Some members of Congress are calling it the "Great Chicken Flap," but none of the participants in the dispute is cackling.

The flap started when Sen. William S. Cohen (R-Maine) learned that some of his colleagues had forwarded letters from their constituents to the Department of Housing and Urban Development, protesting a proposed $500,000 Urban Development Action Grant for Lewiston, Maine. If approved, the grant would help Lewiston reopen a poultry plant that closed last spring when its operating company went bust, costing the city 250 jobs.

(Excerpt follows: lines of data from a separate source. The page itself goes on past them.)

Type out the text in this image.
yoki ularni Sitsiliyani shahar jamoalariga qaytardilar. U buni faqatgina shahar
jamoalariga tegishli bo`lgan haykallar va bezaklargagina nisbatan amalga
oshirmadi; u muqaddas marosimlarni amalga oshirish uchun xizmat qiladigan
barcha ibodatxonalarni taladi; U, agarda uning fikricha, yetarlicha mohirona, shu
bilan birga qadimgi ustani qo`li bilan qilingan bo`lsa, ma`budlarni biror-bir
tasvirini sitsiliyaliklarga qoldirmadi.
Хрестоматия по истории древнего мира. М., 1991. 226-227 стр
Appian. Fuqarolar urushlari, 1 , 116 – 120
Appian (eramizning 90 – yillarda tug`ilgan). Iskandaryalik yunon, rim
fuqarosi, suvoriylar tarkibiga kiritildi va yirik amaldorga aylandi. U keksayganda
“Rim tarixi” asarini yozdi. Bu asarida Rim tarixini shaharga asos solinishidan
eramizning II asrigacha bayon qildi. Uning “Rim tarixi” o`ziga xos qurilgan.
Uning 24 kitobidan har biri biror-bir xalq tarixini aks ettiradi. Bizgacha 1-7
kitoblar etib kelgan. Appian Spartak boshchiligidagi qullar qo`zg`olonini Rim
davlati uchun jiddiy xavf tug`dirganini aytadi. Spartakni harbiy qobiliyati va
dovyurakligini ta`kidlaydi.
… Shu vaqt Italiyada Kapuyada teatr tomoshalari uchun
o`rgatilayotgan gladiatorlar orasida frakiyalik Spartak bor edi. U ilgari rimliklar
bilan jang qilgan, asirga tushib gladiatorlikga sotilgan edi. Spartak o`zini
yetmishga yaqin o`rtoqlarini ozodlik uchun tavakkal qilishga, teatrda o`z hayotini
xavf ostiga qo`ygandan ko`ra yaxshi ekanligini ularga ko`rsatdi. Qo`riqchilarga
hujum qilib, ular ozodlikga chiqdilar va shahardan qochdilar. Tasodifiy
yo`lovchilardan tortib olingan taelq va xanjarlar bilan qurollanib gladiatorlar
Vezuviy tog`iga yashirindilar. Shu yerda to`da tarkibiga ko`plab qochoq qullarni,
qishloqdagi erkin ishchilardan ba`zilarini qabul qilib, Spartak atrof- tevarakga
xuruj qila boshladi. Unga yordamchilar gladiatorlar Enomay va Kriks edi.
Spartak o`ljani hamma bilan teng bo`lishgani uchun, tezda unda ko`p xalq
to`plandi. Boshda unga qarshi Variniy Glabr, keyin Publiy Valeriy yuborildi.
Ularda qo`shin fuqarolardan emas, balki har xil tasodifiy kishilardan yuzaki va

The letters were prompted by the National Broiler Council, which represents three-fourths of the poultry producers in the nation and doesn't believe the chicken market needs any more competition.

"I have never in my nine years in Congress witnessed such an intervention . . . to defeat a project wholly outside the borders of their states or districts," Cohen squawked in an angry floor speech.

While Cohen refused to name his letter-writing peers, HUD said it had received comments from Reps. Trent Lott (R-Miss.), Bo Ginn (D-Ga.), Jack T. Brinkley (D-Ga.), Wyche Fowler Jr. (D-Ga.), G. V. (Sonny) Montgomery (D-Miss.), John P. Hammerschmidt (R-Ark.) and Sens. Howell Heflin (D-Ala.) and Thad Cochran (R-Miss.).

Cohen accused his colleagues of trying to make the "prosperity of one region contingent on the suffering of another." He also introduced legislation to strip the council of its tax-exempt status--a move, he said, that would teach it a lesson.

HUD spokesman Jack Flynn, meanwhile, claimed the congressional letters really won't make any difference when HUD makes a decision about the grant this fall. The grant process, he said, is designed to be politics-proof.